Madre e figlia morte per tossinfezione, svolti nuovi esami a Bari. E la casa resta sotto sequestro | isNews

Eseguiti l’analisi e il campionamento degli organi prelevati durante l’autopsia. Intanto i controlli, dopo i cibi, si sono allargati anche a contenitori e stoviglie presenti nell’abitazione di Pietracatella


CAMPOBASSO. Tossinfenzione letale, svolti oggi a Bari nuovi accertamenti clinici sulla morte di Sara Di Vita, 15 anni, e della madre Antonella Di Ielsi, 50 anni, decedute il 27 e il 28 dicembre all’ospedale ‘Cardarelli’ di Campobasso dopo un’intossicazione le cui cause non sono ancora note.

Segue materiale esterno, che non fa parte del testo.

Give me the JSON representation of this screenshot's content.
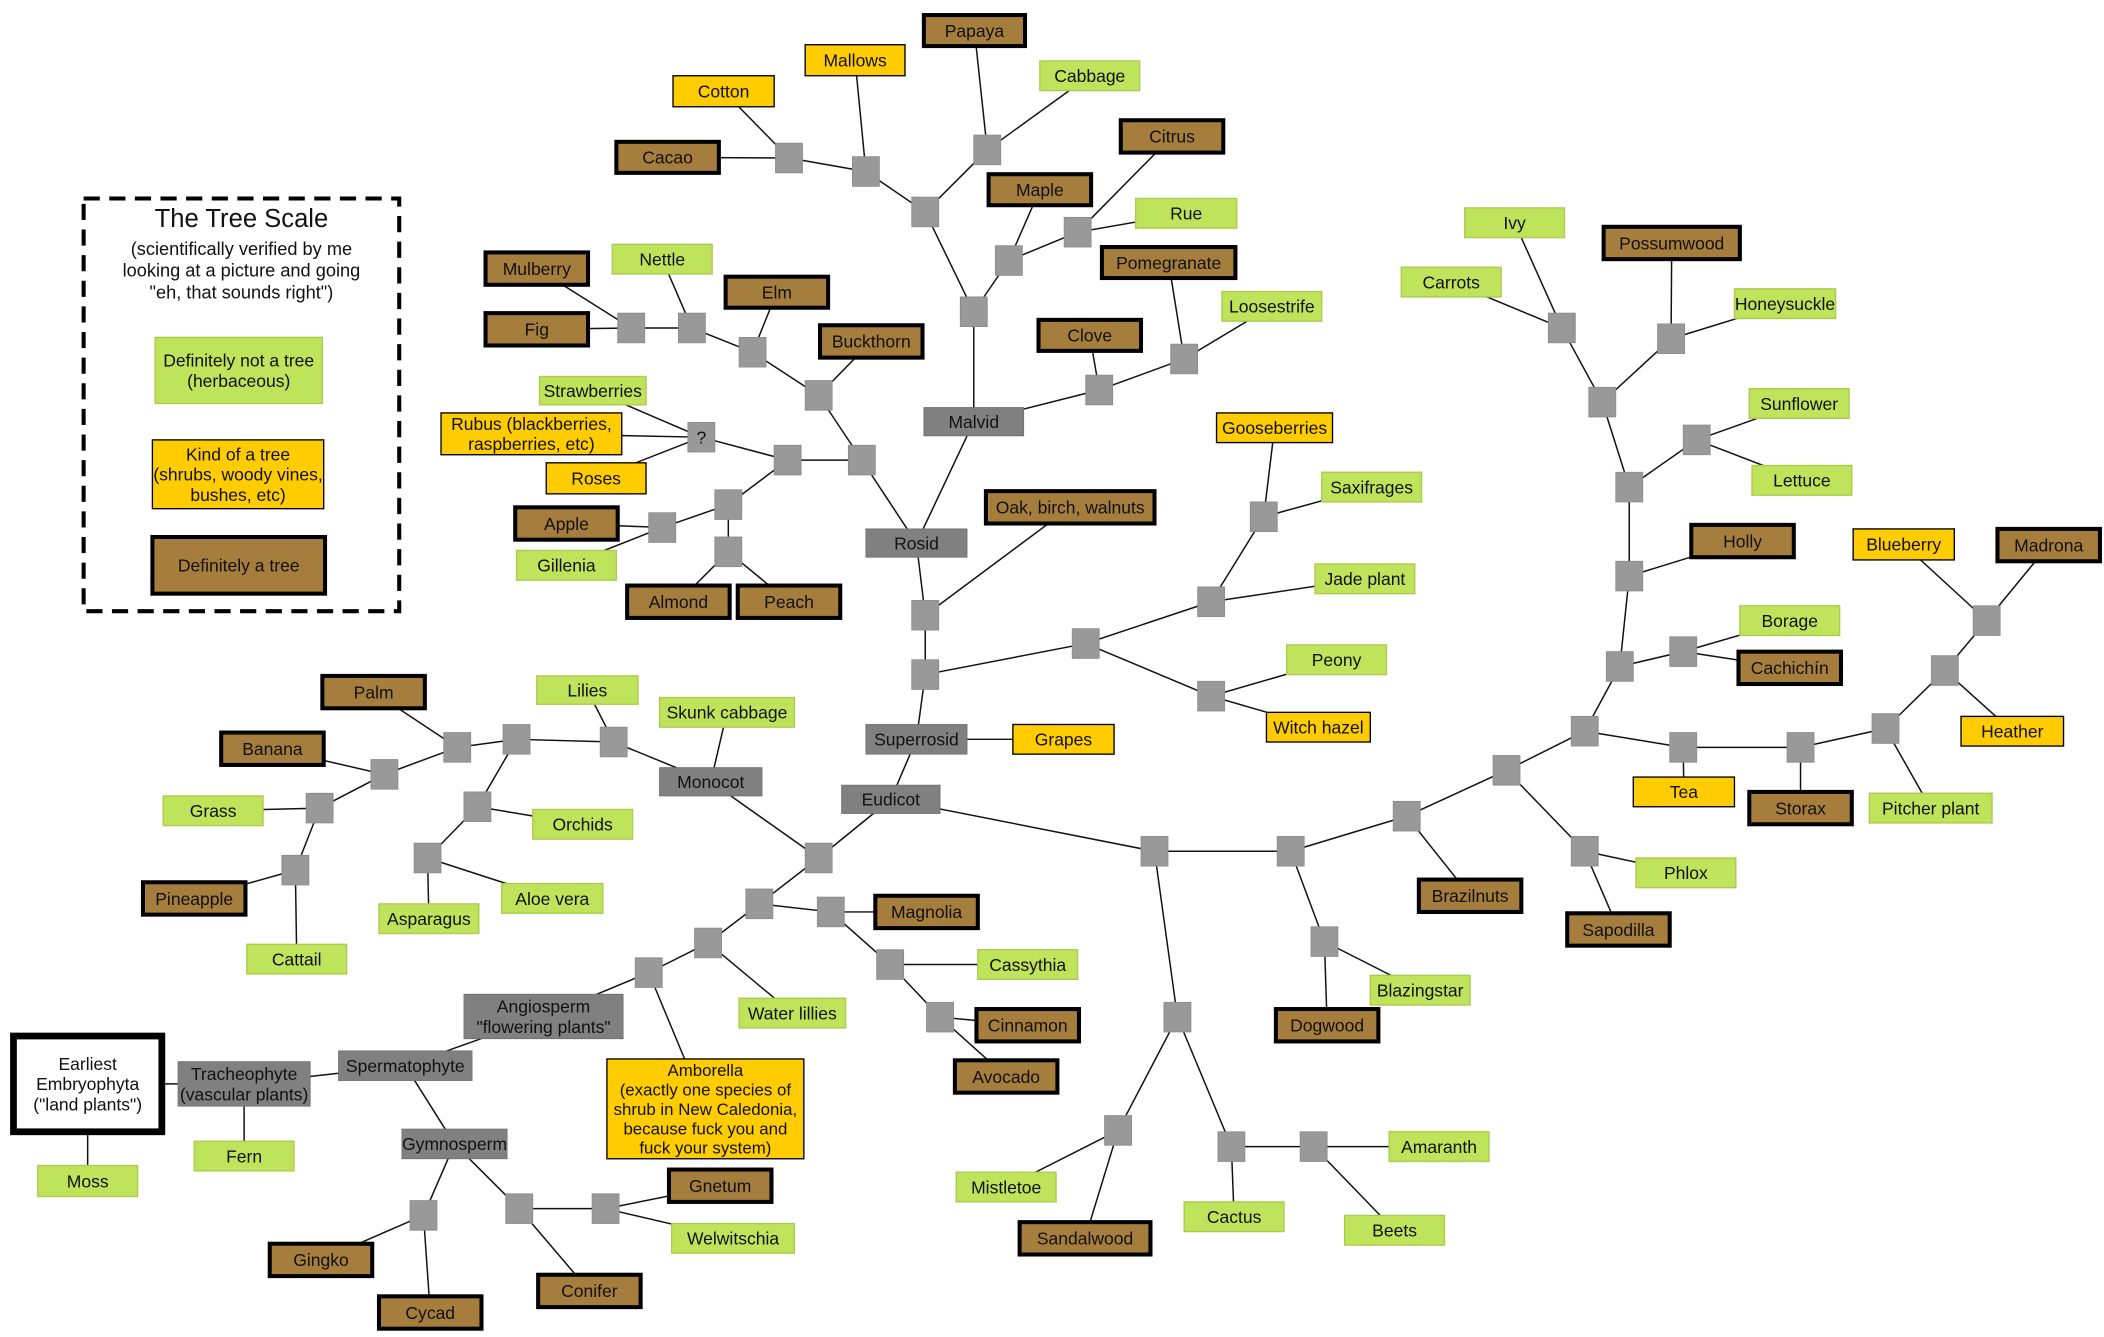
{
  "legend": {
    "title": "The Tree Scale",
    "subtitle": [
      "(scientifically verified by me",
      "looking at a picture and going",
      "\"eh, that sounds right\")"
    ],
    "items": [
      {
        "kind": "herbaceous",
        "label": "Definitely not a tree\n(herbaceous)"
      },
      {
        "kind": "shrub",
        "label": "Kind of a tree\n(shrubs, woody vines,\nbushes, etc)"
      },
      {
        "kind": "tree",
        "label": "Definitely a tree"
      }
    ]
  },
  "colors": {
    "herbaceous": "#bfe35a",
    "shrub": "#ffcc00",
    "tree": "#a57d3c",
    "clade": "#808080",
    "junction": "#999999"
  },
  "nodes": [
    {
      "id": "papaya",
      "label": "Papaya",
      "kind": "tree"
    },
    {
      "id": "mallows",
      "label": "Mallows",
      "kind": "shrub"
    },
    {
      "id": "cabbage",
      "label": "Cabbage",
      "kind": "herbaceous"
    },
    {
      "id": "cotton",
      "label": "Cotton",
      "kind": "shrub"
    },
    {
      "id": "cacao",
      "label": "Cacao",
      "kind": "tree"
    },
    {
      "id": "citrus",
      "label": "Citrus",
      "kind": "tree"
    },
    {
      "id": "maple",
      "label": "Maple",
      "kind": "tree"
    },
    {
      "id": "rue",
      "label": "Rue",
      "kind": "herbaceous"
    },
    {
      "id": "pomegranate",
      "label": "Pomegranate",
      "kind": "tree"
    },
    {
      "id": "nettle",
      "label": "Nettle",
      "kind": "herbaceous"
    },
    {
      "id": "mulberry",
      "label": "Mulberry",
      "kind": "tree"
    },
    {
      "id": "elm",
      "label": "Elm",
      "kind": "tree"
    },
    {
      "id": "fig",
      "label": "Fig",
      "kind": "tree"
    },
    {
      "id": "loosestrife",
      "label": "Loosestrife",
      "kind": "herbaceous"
    },
    {
      "id": "clove",
      "label": "Clove",
      "kind": "tree"
    },
    {
      "id": "buckthorn",
      "label": "Buckthorn",
      "kind": "tree"
    },
    {
      "id": "strawberries",
      "label": "Strawberries",
      "kind": "herbaceous"
    },
    {
      "id": "rubus",
      "label": "Rubus (blackberries,\nraspberries, etc)",
      "kind": "shrub"
    },
    {
      "id": "roses",
      "label": "Roses",
      "kind": "shrub"
    },
    {
      "id": "malvid",
      "label": "Malvid",
      "kind": "clade"
    },
    {
      "id": "apple",
      "label": "Apple",
      "kind": "tree"
    },
    {
      "id": "gillenia",
      "label": "Gillenia",
      "kind": "herbaceous"
    },
    {
      "id": "rosid",
      "label": "Rosid",
      "kind": "clade"
    },
    {
      "id": "oak",
      "label": "Oak, birch, walnuts",
      "kind": "tree"
    },
    {
      "id": "almond",
      "label": "Almond",
      "kind": "tree"
    },
    {
      "id": "peach",
      "label": "Peach",
      "kind": "tree"
    },
    {
      "id": "gooseberries",
      "label": "Gooseberries",
      "kind": "shrub"
    },
    {
      "id": "saxifrages",
      "label": "Saxifrages",
      "kind": "herbaceous"
    },
    {
      "id": "jade",
      "label": "Jade plant",
      "kind": "herbaceous"
    },
    {
      "id": "peony",
      "label": "Peony",
      "kind": "herbaceous"
    },
    {
      "id": "witchhazel",
      "label": "Witch hazel",
      "kind": "shrub"
    },
    {
      "id": "superrosid",
      "label": "Superrosid",
      "kind": "clade"
    },
    {
      "id": "grapes",
      "label": "Grapes",
      "kind": "shrub"
    },
    {
      "id": "eudicot",
      "label": "Eudicot",
      "kind": "clade"
    },
    {
      "id": "palm",
      "label": "Palm",
      "kind": "tree"
    },
    {
      "id": "lilies",
      "label": "Lilies",
      "kind": "herbaceous"
    },
    {
      "id": "skunk",
      "label": "Skunk cabbage",
      "kind": "herbaceous"
    },
    {
      "id": "banana",
      "label": "Banana",
      "kind": "tree"
    },
    {
      "id": "monocot",
      "label": "Monocot",
      "kind": "clade"
    },
    {
      "id": "grass",
      "label": "Grass",
      "kind": "herbaceous"
    },
    {
      "id": "orchids",
      "label": "Orchids",
      "kind": "herbaceous"
    },
    {
      "id": "pineapple",
      "label": "Pineapple",
      "kind": "tree"
    },
    {
      "id": "aloe",
      "label": "Aloe vera",
      "kind": "herbaceous"
    },
    {
      "id": "asparagus",
      "label": "Asparagus",
      "kind": "herbaceous"
    },
    {
      "id": "cattail",
      "label": "Cattail",
      "kind": "herbaceous"
    },
    {
      "id": "magnolia",
      "label": "Magnolia",
      "kind": "tree"
    },
    {
      "id": "cassythia",
      "label": "Cassythia",
      "kind": "herbaceous"
    },
    {
      "id": "waterlillies",
      "label": "Water lillies",
      "kind": "herbaceous"
    },
    {
      "id": "angiosperm",
      "label": "Angiosperm\n\"flowering plants\"",
      "kind": "clade"
    },
    {
      "id": "cinnamon",
      "label": "Cinnamon",
      "kind": "tree"
    },
    {
      "id": "amborella",
      "label": "Amborella\n(exactly one species of\nshrub in New Caledonia,\nbecause fuck you and\nfuck your system)",
      "kind": "shrub"
    },
    {
      "id": "avocado",
      "label": "Avocado",
      "kind": "tree"
    },
    {
      "id": "earliest",
      "label": "Earliest\nEmbryophyta\n(\"land plants\")",
      "kind": "root"
    },
    {
      "id": "tracheophyte",
      "label": "Tracheophyte\n(vascular plants)",
      "kind": "clade"
    },
    {
      "id": "spermatophyte",
      "label": "Spermatophyte",
      "kind": "clade"
    },
    {
      "id": "gymnosperm",
      "label": "Gymnosperm",
      "kind": "clade"
    },
    {
      "id": "fern",
      "label": "Fern",
      "kind": "herbaceous"
    },
    {
      "id": "moss",
      "label": "Moss",
      "kind": "herbaceous"
    },
    {
      "id": "gnetum",
      "label": "Gnetum",
      "kind": "tree"
    },
    {
      "id": "welwitschia",
      "label": "Welwitschia",
      "kind": "herbaceous"
    },
    {
      "id": "gingko",
      "label": "Gingko",
      "kind": "tree"
    },
    {
      "id": "conifer",
      "label": "Conifer",
      "kind": "tree"
    },
    {
      "id": "cycad",
      "label": "Cycad",
      "kind": "tree"
    },
    {
      "id": "mistletoe",
      "label": "Mistletoe",
      "kind": "herbaceous"
    },
    {
      "id": "sandalwood",
      "label": "Sandalwood",
      "kind": "tree"
    },
    {
      "id": "cactus",
      "label": "Cactus",
      "kind": "herbaceous"
    },
    {
      "id": "amaranth",
      "label": "Amaranth",
      "kind": "herbaceous"
    },
    {
      "id": "beets",
      "label": "Beets",
      "kind": "herbaceous"
    },
    {
      "id": "dogwood",
      "label": "Dogwood",
      "kind": "tree"
    },
    {
      "id": "blazingstar",
      "label": "Blazingstar",
      "kind": "herbaceous"
    },
    {
      "id": "brazilnuts",
      "label": "Brazilnuts",
      "kind": "tree"
    },
    {
      "id": "sapodilla",
      "label": "Sapodilla",
      "kind": "tree"
    },
    {
      "id": "phlox",
      "label": "Phlox",
      "kind": "herbaceous"
    },
    {
      "id": "tea",
      "label": "Tea",
      "kind": "shrub"
    },
    {
      "id": "storax",
      "label": "Storax",
      "kind": "tree"
    },
    {
      "id": "pitcher",
      "label": "Pitcher plant",
      "kind": "herbaceous"
    },
    {
      "id": "heather",
      "label": "Heather",
      "kind": "shrub"
    },
    {
      "id": "blueberry",
      "label": "Blueberry",
      "kind": "shrub"
    },
    {
      "id": "madrona",
      "label": "Madrona",
      "kind": "tree"
    },
    {
      "id": "cachichin",
      "label": "Cachichín",
      "kind": "tree"
    },
    {
      "id": "borage",
      "label": "Borage",
      "kind": "herbaceous"
    },
    {
      "id": "holly",
      "label": "Holly",
      "kind": "tree"
    },
    {
      "id": "sunflower",
      "label": "Sunflower",
      "kind": "herbaceous"
    },
    {
      "id": "lettuce",
      "label": "Lettuce",
      "kind": "herbaceous"
    },
    {
      "id": "honeysuckle",
      "label": "Honeysuckle",
      "kind": "herbaceous"
    },
    {
      "id": "possumwood",
      "label": "Possumwood",
      "kind": "tree"
    },
    {
      "id": "carrots",
      "label": "Carrots",
      "kind": "herbaceous"
    },
    {
      "id": "ivy",
      "label": "Ivy",
      "kind": "herbaceous"
    },
    {
      "id": "j_q",
      "label": "?",
      "kind": "junction"
    }
  ],
  "edges": [
    [
      "j_cacao",
      "cacao"
    ],
    [
      "j_cacao",
      "cotton"
    ],
    [
      "j_cacao",
      "j_mal1"
    ],
    [
      "j_mal1",
      "mallows"
    ],
    [
      "j_mal1",
      "j_mal2"
    ],
    [
      "j_pap",
      "papaya"
    ],
    [
      "j_pap",
      "cabbage"
    ],
    [
      "j_pap",
      "j_mal2"
    ],
    [
      "j_mal2",
      "j_mal3"
    ],
    [
      "j_citrus",
      "citrus"
    ],
    [
      "j_citrus",
      "rue"
    ],
    [
      "j_citrus",
      "j_maple"
    ],
    [
      "j_maple",
      "maple"
    ],
    [
      "j_maple",
      "j_mal3"
    ],
    [
      "j_mal3",
      "malvid"
    ],
    [
      "malvid",
      "j_clove"
    ],
    [
      "malvid",
      "rosid"
    ],
    [
      "j_clove",
      "clove"
    ],
    [
      "j_clove",
      "j_pom"
    ],
    [
      "j_pom",
      "pomegranate"
    ],
    [
      "j_pom",
      "loosestrife"
    ],
    [
      "rosid",
      "j_ros1"
    ],
    [
      "rosid",
      "j_r"
    ],
    [
      "j_ros1",
      "j_buck"
    ],
    [
      "j_ros1",
      "j_rosa"
    ],
    [
      "j_buck",
      "buckthorn"
    ],
    [
      "j_buck",
      "j_elm"
    ],
    [
      "j_elm",
      "elm"
    ],
    [
      "j_elm",
      "j_nettle"
    ],
    [
      "j_nettle",
      "nettle"
    ],
    [
      "j_nettle",
      "j_fig"
    ],
    [
      "j_fig",
      "mulberry"
    ],
    [
      "j_fig",
      "fig"
    ],
    [
      "j_rosa",
      "j_q"
    ],
    [
      "j_rosa",
      "j_rosc"
    ],
    [
      "j_q",
      "strawberries"
    ],
    [
      "j_q",
      "rubus"
    ],
    [
      "j_q",
      "roses"
    ],
    [
      "j_rosc",
      "j_apple"
    ],
    [
      "j_rosc",
      "j_almond"
    ],
    [
      "j_apple",
      "apple"
    ],
    [
      "j_apple",
      "gillenia"
    ],
    [
      "j_almond",
      "almond"
    ],
    [
      "j_almond",
      "peach"
    ],
    [
      "j_r",
      "oak"
    ],
    [
      "j_r",
      "j_sup"
    ],
    [
      "j_sup",
      "j_saxi"
    ],
    [
      "j_sup",
      "superrosid"
    ],
    [
      "j_saxi",
      "j_jade"
    ],
    [
      "j_saxi",
      "j_peony"
    ],
    [
      "j_jade",
      "jade"
    ],
    [
      "j_jade",
      "j_goose"
    ],
    [
      "j_goose",
      "gooseberries"
    ],
    [
      "j_goose",
      "saxifrages"
    ],
    [
      "j_peony",
      "peony"
    ],
    [
      "j_peony",
      "witchhazel"
    ],
    [
      "superrosid",
      "grapes"
    ],
    [
      "superrosid",
      "eudicot"
    ],
    [
      "eudicot",
      "j_eud"
    ],
    [
      "eudicot",
      "j_as"
    ],
    [
      "j_eud",
      "monocot"
    ],
    [
      "j_eud",
      "j_ang1"
    ],
    [
      "monocot",
      "skunk"
    ],
    [
      "monocot",
      "j_lil"
    ],
    [
      "j_lil",
      "lilies"
    ],
    [
      "j_lil",
      "j_mono2"
    ],
    [
      "j_mono2",
      "j_palm"
    ],
    [
      "j_mono2",
      "j_orch"
    ],
    [
      "j_palm",
      "palm"
    ],
    [
      "j_palm",
      "j_ban"
    ],
    [
      "j_ban",
      "banana"
    ],
    [
      "j_ban",
      "j_grass"
    ],
    [
      "j_grass",
      "grass"
    ],
    [
      "j_grass",
      "j_pine"
    ],
    [
      "j_pine",
      "pineapple"
    ],
    [
      "j_pine",
      "cattail"
    ],
    [
      "j_orch",
      "orchids"
    ],
    [
      "j_orch",
      "j_asp"
    ],
    [
      "j_asp",
      "asparagus"
    ],
    [
      "j_asp",
      "aloe"
    ],
    [
      "j_ang1",
      "j_mag"
    ],
    [
      "j_ang1",
      "j_ang2"
    ],
    [
      "j_mag",
      "magnolia"
    ],
    [
      "j_mag",
      "j_cass"
    ],
    [
      "j_cass",
      "cassythia"
    ],
    [
      "j_cass",
      "j_cinn"
    ],
    [
      "j_cinn",
      "cinnamon"
    ],
    [
      "j_cinn",
      "avocado"
    ],
    [
      "j_ang2",
      "waterlillies"
    ],
    [
      "j_ang2",
      "j_ang3"
    ],
    [
      "j_ang3",
      "amborella"
    ],
    [
      "j_ang3",
      "angiosperm"
    ],
    [
      "angiosperm",
      "spermatophyte"
    ],
    [
      "spermatophyte",
      "tracheophyte"
    ],
    [
      "spermatophyte",
      "gymnosperm"
    ],
    [
      "tracheophyte",
      "earliest"
    ],
    [
      "tracheophyte",
      "fern"
    ],
    [
      "earliest",
      "moss"
    ],
    [
      "gymnosperm",
      "j_gink"
    ],
    [
      "gymnosperm",
      "j_con"
    ],
    [
      "j_gink",
      "gingko"
    ],
    [
      "j_gink",
      "cycad"
    ],
    [
      "j_con",
      "conifer"
    ],
    [
      "j_con",
      "j_gne"
    ],
    [
      "j_gne",
      "gnetum"
    ],
    [
      "j_gne",
      "welwitschia"
    ],
    [
      "j_as",
      "j_car"
    ],
    [
      "j_as",
      "j_as2"
    ],
    [
      "j_car",
      "j_mist"
    ],
    [
      "j_car",
      "j_cact"
    ],
    [
      "j_mist",
      "mistletoe"
    ],
    [
      "j_mist",
      "sandalwood"
    ],
    [
      "j_cact",
      "cactus"
    ],
    [
      "j_cact",
      "j_amar"
    ],
    [
      "j_amar",
      "amaranth"
    ],
    [
      "j_amar",
      "beets"
    ],
    [
      "j_as2",
      "j_dog"
    ],
    [
      "j_as2",
      "j_as3"
    ],
    [
      "j_dog",
      "dogwood"
    ],
    [
      "j_dog",
      "blazingstar"
    ],
    [
      "j_as3",
      "brazilnuts"
    ],
    [
      "j_as3",
      "j_as4"
    ],
    [
      "j_as4",
      "j_phlox"
    ],
    [
      "j_as4",
      "j_as5"
    ],
    [
      "j_phlox",
      "phlox"
    ],
    [
      "j_phlox",
      "sapodilla"
    ],
    [
      "j_as5",
      "j_tea"
    ],
    [
      "j_as5",
      "j_as6"
    ],
    [
      "j_tea",
      "tea"
    ],
    [
      "j_tea",
      "j_stor"
    ],
    [
      "j_stor",
      "storax"
    ],
    [
      "j_stor",
      "j_eric"
    ],
    [
      "j_eric",
      "pitcher"
    ],
    [
      "j_eric",
      "j_heath"
    ],
    [
      "j_heath",
      "heather"
    ],
    [
      "j_heath",
      "j_mad"
    ],
    [
      "j_mad",
      "blueberry"
    ],
    [
      "j_mad",
      "madrona"
    ],
    [
      "j_as6",
      "j_bor"
    ],
    [
      "j_as6",
      "j_holly"
    ],
    [
      "j_bor",
      "borage"
    ],
    [
      "j_bor",
      "cachichin"
    ],
    [
      "j_holly",
      "holly"
    ],
    [
      "j_holly",
      "j_ast"
    ],
    [
      "j_ast",
      "j_sun"
    ],
    [
      "j_ast",
      "j_ast2"
    ],
    [
      "j_sun",
      "sunflower"
    ],
    [
      "j_sun",
      "lettuce"
    ],
    [
      "j_ast2",
      "j_ivy"
    ],
    [
      "j_ast2",
      "j_poss"
    ],
    [
      "j_ivy",
      "ivy"
    ],
    [
      "j_ivy",
      "carrots"
    ],
    [
      "j_poss",
      "possumwood"
    ],
    [
      "j_poss",
      "honeysuckle"
    ]
  ]
}
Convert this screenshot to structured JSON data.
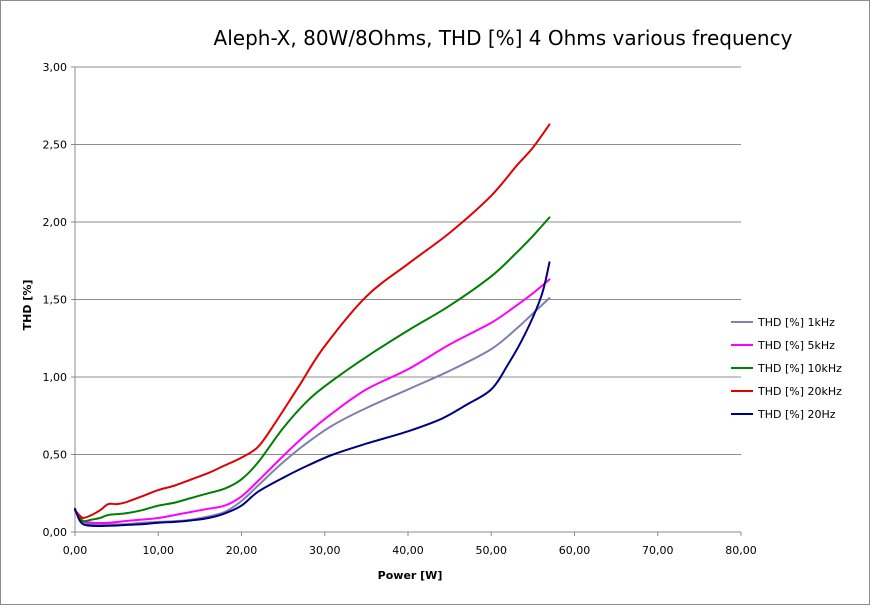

A effettuare gli esami, l’analisi e il campionamento degli organi delle due donne prelevati durante l’autopsia eseguita il 31 dicembre a Campobasso, il medico legale Benedetta De Luca, incaricata dalla Procura di Campobasso. Accertamenti eseguiti nel laboratorio di campionamento dell’Unità di Anatomia Patologica universitaria del Policlinico di Bari.

L’obiettivo è individuare eventuali segni istologici e residui tossicologici, per chiarire cosa abbia provocato il rapido peggioramento clinico e il decesso delle due donne. I risultati di questi esami saranno incrociati con i primi esiti delle analisi su campioni ematici affidate al Centro Antiveleni e tossicologico ‘Maugeri’ di Pavia, diretto dal professor Carlo Locatelli, consulente della Procura, e i risultati degli accertamenti dell‘Istituto zooprofilattico di Abruzzo e Molise su alimenti e preparati sequestrati nell’abitazione della famiglia Di Vita a Pietracatella. I risultati saranno incrociati con la storia clinica, per confermare o escludere definitivamente la pista alimentare.

Nel frattempo prosegue l’indagine condotta dalla Squadra Mobile di Campobasso e coordinata dalla Procura finalizzata ad accertare da un parte la correttezza delle procedure mediche svolte all’ospedale ‘Cardarelli’, e dall’altra ad analizzare gli alimenti consumati dalla famiglia e controllare gli eventuali residui presenti in cucina, non solo nei cibi, ma anche in contenitori e stoviglie.

Nel frattempo resta sotto sequestro l’abitazione di Pietracatella dove la famiglia viveva. Il provvedimento è collegato alla possibilità di effettuare ulteriori verifiche ambientali e comparazioni di sostanze, qualora dagli esami in corso emergano elementi utili a indirizzare nuove ricerche all’interno dell’appartamento.

Nel frattempo Gianni Di Vita, 55 anni, marito e padre delle due vittime, e la figlia maggiore Alice, 19 anni, vivono in un altro appartamento dello stesso stabile. Il paese, fanno sapere dal Comune di Pietracatella, continua a stringersi attorno alla famiglia. Anche la Pro loco avrebbe deciso di rinunciare ai carri allegorici del Carnevale, in segno di lutto e vicinanza per una tragedia che ha sconvolto la comunità. E il Molise intero.